Inevitable population decline: What to do about it

As recently announced by our Philippines Statistics Authority, our total fertility rate (TFR) is now well-below replacement level, at an average of 1.9 children per Filipina over her lifetime. Replacement fertility level, the number of children required to keep a population from declining, is about 2.2 for countries with levels of development and medical care similar to ours. It is greater than two because not all women who are born eventually have children of their own, so other mothers must have more to take their place. This new TFR places us among countries that are facing a future of declining population, which has already brought on economic stagnation, Japan being the prime example. No country in the contraceptive era has ever succeeded in raising its fertility back above replacement level after falling below.

Population decline—and more importantly that of the labor force—will not begin for us immediately, but it is now inevitable, yet the government continues to push for even fewer births. Economies lose all dynamism in the face of population decline because it produces an aged society, and older people are naturally less dynamic than their younger compatriots.

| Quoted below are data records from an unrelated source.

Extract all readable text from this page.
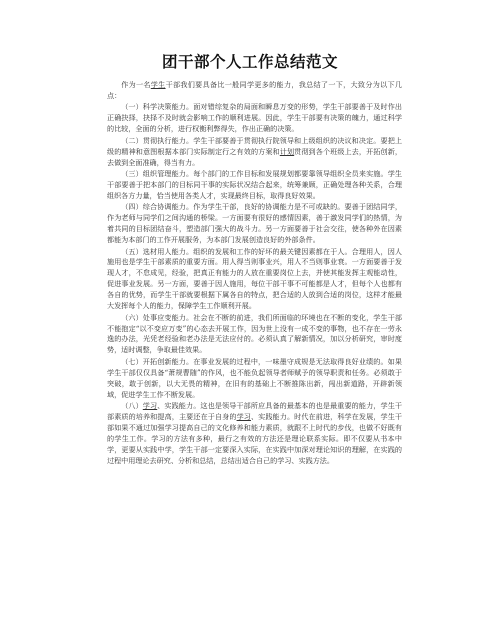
团干部个人工作总结范文

作为一名学生干部我们要具备比一般同学更多的能力，我总结了一下，大致分为以下几点：

（一）科学决策能力。面对错综复杂的局面和瞬息万变的形势，学生干部要善于及时作出正确抉择，抉择不及时就会影响工作的顺利进展。因此，学生干部要有决策的魄力，通过科学的比较，全面的分析，进行权衡利弊得失，作出正确的决策。

（二）贯彻执行能力。学生干部要善于贯彻执行院领导和上级组织的决议和决定。要把上级的精神和意图根据本部门实际制定行之有效的方案和计划贯彻到各个班级上去，开拓创新，去做到全面准确，得当有力。

（三）组织管理能力。每个部门的工作目标和发展规划都要靠领导组织全员来实施。学生干部要善于把本部门的目标同干事的实际状况结合起来，统筹兼顾，正确处理各种关系，合理组织各方力量，恰当使用各类人才，实现最终目标，取得良好效果。

（四）综合协调能力。作为学生干部，良好的协调能力是不可或缺的。要善于团结同学，作为老师与同学们之间沟通的桥梁。一方面要有很好的感情因素，善于激发同学们的热情，为着共同的目标团结奋斗，塑造部门强大的战斗力。另一方面要善于社会交往，使各种外在因素都能为本部门的工作开展服务，为本部门发展创造良好的外部条件。

（五）选材用人能力。组织的发展和工作的好坏的最关键因素都在于人。合理用人，因人施用也是学生干部素质的重要方面。用人得当则事业兴，用人不当则事业衰。一方面要善于发现人才，不怠成见，经验，把真正有能力的人放在重要岗位上去，并使其能发挥主观能动性，促进事业发展。另一方面，要善于因人施用，每位干部干事不可能都是人才，但每个人也都有各自的优势，而学生干部就要根据下属各自的特点，把合适的人放到合适的岗位，这样才能最大发挥每个人的能力，保障学生工作顺利开展。

（六）处事应变能力。社会在不断的前进，我们所面临的环境也在不断的变化，学生干部不能抱定“以不变应万变”的心态去开展工作，因为世上没有一成不变的事物，也不存在一劳永逸的办法，光凭老经验和老办法是无法应付的。必须认真了解新情况，加以分析研究，审时度势，适时调整，争取最佳效果。

（七）开拓创新能力。在事业发展的过程中，一味墨守成规是无法取得良好业绩的。如果学生干部仅仅具备“萧规曹随”的作风，也不能负起领导者师赋予的领导职责和任务。必须敢于突破，敢于创新，以大无畏的精神，在旧有的基础上不断推陈出新，闯出新道路，开辟新领域，促进学生工作不断发展。

（八）学习、实践能力。这也是领导干部所应具备的最基本的也是最重要的能力，学生干部素质的培养和提高，主要还在于自身的学习、实践能力。时代在前进，科学在发展，学生干部如果不通过加强学习提高自己的文化修养和能力素质，就跟不上时代的步伐，也做不好既有的学生工作。学习的方法有多种，最行之有效的方法还是理论联系实际。即不仅要从书本中学，更要从实践中学，学生干部一定要深入实际，在实践中加深对理论知识的理解，在实践的过程中用理论去研究、分析和总结，总结出适合自己的学习、实践方法。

Below-replacement fertility over the past half century has gone from a handful of small nations to half the countries on earth, including China, and soon, India. Many of them are obviously on the way to extinction. We won’t escape this fate ourselves—unless we deliberately choose to act to avoid it—because of the forces that have produced it: education for women, later age of marriages, and urban migration. None of these will decline in the foreseeable future. To overcome their effects on fertility demands deliberate decisions to do so on the part of government and citizenry. The question is, will we make these decisions and follow through with them?

Rosie B. Luistro,chair,

Alliance for the Family Foundation Philippines, Inc.